In his report, Mr. Bielefeldt analyses the patterns of abuses that are perpetrated in the name of religious or ideological truth claims in the interest of promoting national identity or protecting societal homogeneity, or under other pretexts such as maintaining political and national security.

“While some undue restrictions on the rights of converts or those trying non-coercively to convert others are undertaken by State agencies, other abuses, including acts of violence, stem from widespread societal prejudices,” the Special Rapporteur said.

“Violations in this sensitive area also include forced conversions or reconversions, again perpetrated either by the State or by non-State actors,” he added. “In addition, the rights of converts or those trying non-coercively to convert others are sometimes questioned in principle.”

“In some States, converts may also face criminal prosecution, at times even including the death penalty, for such offences as ‘apostasy,’ ‘heresy,’ ‘blasphemy’ or ‘insult’ in respect of a religion or the country’s dominant tradition and values,” he said.


On the topic of the right to try to convert others through non-coercive persuasion, Mr. Bielefeldt observed that many States impose tight legislative or administrative restrictions on communicative outreach activities, and that many such restrictions are conceptualised and implemented in a flagrantly discriminatory manner.

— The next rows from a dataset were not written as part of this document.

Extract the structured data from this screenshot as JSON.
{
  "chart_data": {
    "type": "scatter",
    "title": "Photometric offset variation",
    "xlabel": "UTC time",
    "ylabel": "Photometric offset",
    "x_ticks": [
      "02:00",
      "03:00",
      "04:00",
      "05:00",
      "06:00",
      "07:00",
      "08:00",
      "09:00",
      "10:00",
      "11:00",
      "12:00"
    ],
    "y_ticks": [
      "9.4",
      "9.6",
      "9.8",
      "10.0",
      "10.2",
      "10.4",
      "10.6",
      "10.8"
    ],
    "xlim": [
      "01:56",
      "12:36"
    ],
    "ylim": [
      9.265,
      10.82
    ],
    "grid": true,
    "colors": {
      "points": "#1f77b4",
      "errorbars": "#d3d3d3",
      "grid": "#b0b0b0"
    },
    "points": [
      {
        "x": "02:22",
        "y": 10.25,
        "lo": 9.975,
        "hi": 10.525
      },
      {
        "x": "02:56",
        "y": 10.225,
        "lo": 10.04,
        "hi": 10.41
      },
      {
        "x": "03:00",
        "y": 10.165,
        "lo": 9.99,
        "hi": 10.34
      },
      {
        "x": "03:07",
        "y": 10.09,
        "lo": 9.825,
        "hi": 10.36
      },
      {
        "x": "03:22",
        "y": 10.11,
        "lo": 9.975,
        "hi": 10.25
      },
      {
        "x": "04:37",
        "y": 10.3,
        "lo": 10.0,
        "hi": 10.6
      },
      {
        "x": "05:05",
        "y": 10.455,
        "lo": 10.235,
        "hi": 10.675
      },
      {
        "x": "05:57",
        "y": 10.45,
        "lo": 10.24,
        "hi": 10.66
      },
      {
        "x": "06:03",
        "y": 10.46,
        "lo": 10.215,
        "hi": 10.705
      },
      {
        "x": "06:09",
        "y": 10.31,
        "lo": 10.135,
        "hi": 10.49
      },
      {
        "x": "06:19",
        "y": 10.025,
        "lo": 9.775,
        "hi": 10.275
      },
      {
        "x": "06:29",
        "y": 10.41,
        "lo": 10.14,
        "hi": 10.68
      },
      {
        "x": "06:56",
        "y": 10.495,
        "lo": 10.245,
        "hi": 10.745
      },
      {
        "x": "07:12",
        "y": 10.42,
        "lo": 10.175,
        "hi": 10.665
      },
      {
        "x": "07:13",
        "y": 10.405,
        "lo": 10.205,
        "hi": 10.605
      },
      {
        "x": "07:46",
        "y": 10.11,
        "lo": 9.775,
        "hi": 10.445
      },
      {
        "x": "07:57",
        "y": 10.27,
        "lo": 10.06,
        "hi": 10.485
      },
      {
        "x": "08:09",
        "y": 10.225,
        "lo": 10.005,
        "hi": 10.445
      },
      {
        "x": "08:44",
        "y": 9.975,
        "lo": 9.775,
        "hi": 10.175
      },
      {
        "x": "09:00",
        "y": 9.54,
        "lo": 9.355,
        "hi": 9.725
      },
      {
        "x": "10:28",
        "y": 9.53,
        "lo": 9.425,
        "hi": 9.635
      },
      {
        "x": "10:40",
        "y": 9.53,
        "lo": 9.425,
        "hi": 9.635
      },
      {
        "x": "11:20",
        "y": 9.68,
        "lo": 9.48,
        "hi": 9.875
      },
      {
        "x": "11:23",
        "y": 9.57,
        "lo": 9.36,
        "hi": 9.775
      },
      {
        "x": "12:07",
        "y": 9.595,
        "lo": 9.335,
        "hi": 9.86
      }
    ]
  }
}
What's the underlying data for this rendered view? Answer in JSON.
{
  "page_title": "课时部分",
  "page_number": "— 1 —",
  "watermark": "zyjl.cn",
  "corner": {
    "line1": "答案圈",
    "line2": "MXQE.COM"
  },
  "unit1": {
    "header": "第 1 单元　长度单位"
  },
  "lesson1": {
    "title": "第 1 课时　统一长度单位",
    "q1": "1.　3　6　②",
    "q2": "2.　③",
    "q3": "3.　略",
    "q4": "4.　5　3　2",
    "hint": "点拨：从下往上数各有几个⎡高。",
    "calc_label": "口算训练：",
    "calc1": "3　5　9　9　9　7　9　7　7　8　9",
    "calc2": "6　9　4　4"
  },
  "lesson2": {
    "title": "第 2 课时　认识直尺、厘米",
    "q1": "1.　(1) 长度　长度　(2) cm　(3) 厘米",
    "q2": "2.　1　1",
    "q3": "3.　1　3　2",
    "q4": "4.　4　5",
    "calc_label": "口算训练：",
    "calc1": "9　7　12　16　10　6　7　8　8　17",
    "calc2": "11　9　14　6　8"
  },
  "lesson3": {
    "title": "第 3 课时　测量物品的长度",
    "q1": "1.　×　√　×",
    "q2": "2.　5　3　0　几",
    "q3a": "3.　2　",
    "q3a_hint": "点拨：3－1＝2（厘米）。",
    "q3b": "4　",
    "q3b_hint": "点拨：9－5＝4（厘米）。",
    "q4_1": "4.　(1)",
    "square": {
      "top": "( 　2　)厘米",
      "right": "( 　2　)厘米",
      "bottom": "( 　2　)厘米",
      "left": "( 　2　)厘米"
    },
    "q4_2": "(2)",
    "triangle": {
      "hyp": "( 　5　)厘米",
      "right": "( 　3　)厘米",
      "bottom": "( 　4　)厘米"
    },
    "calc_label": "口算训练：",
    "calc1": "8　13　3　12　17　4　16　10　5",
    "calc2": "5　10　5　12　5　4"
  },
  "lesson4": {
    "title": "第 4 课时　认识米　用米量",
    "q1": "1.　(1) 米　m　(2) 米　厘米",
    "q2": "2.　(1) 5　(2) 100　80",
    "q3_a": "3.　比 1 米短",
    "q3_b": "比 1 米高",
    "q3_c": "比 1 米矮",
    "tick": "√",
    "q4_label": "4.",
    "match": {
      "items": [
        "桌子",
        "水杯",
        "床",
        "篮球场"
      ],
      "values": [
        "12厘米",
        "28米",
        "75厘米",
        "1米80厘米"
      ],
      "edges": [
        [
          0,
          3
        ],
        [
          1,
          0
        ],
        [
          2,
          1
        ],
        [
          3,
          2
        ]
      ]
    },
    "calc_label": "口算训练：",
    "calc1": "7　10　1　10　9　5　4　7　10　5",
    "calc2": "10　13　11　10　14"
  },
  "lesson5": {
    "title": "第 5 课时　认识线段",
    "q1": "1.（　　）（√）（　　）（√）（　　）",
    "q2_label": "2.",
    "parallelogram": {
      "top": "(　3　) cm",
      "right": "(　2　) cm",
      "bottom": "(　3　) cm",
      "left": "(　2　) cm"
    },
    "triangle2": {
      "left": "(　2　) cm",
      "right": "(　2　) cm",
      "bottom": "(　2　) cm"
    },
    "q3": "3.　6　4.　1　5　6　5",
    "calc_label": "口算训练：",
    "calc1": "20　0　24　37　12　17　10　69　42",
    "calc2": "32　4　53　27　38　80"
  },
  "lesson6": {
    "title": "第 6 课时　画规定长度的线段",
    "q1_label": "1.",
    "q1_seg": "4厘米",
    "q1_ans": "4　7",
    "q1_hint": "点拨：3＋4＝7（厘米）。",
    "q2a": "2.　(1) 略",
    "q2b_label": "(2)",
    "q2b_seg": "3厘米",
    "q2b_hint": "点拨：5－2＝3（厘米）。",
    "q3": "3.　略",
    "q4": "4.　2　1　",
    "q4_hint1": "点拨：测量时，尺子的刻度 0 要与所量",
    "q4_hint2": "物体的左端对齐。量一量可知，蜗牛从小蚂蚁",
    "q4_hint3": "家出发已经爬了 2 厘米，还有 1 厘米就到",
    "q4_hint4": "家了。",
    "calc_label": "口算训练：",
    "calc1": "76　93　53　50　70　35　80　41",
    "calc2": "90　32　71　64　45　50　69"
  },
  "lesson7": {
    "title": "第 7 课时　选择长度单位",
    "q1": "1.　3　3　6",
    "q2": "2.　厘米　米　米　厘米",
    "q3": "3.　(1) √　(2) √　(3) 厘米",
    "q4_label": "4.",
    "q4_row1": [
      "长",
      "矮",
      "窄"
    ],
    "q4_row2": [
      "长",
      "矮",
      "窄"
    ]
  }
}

“For instance, in the interest of further strengthening the position of the official religion or dominant religion of the country while further marginalizing the situation of minorities,” he said.

He added, “Members of religious communities that have a reputation of being generally engaged in missionary activities may also face societal prejudices that can escalate into paranoia, sometimes even leading to acts of mob violence and killings.”

On the issue of the rights of the child and his or her parents, the Special Rapporteur said he had received reports of repressive measures targeting children of converts or members of religious minorities, including with the purpose of exercising pressure on them and their parents to reconvert to their previous religion or to coerce members of minorities to convert to more socially ‘accepted’ religions or beliefs.

“Such repressive activities may violate the child’s freedom of religion or belief and/or the parents’ right to ensure an education for their children in conformity with their own convictions and in a manner consistent with the evolving capacities of the child,” he said.

Independent experts, or special rapporteurs, are appointed by the Geneva-based Human Rights Council to examine and report back on a country situation or a specific human rights theme. The positions are honorary and the experts are not United Nations staff, nor are they paid for their work.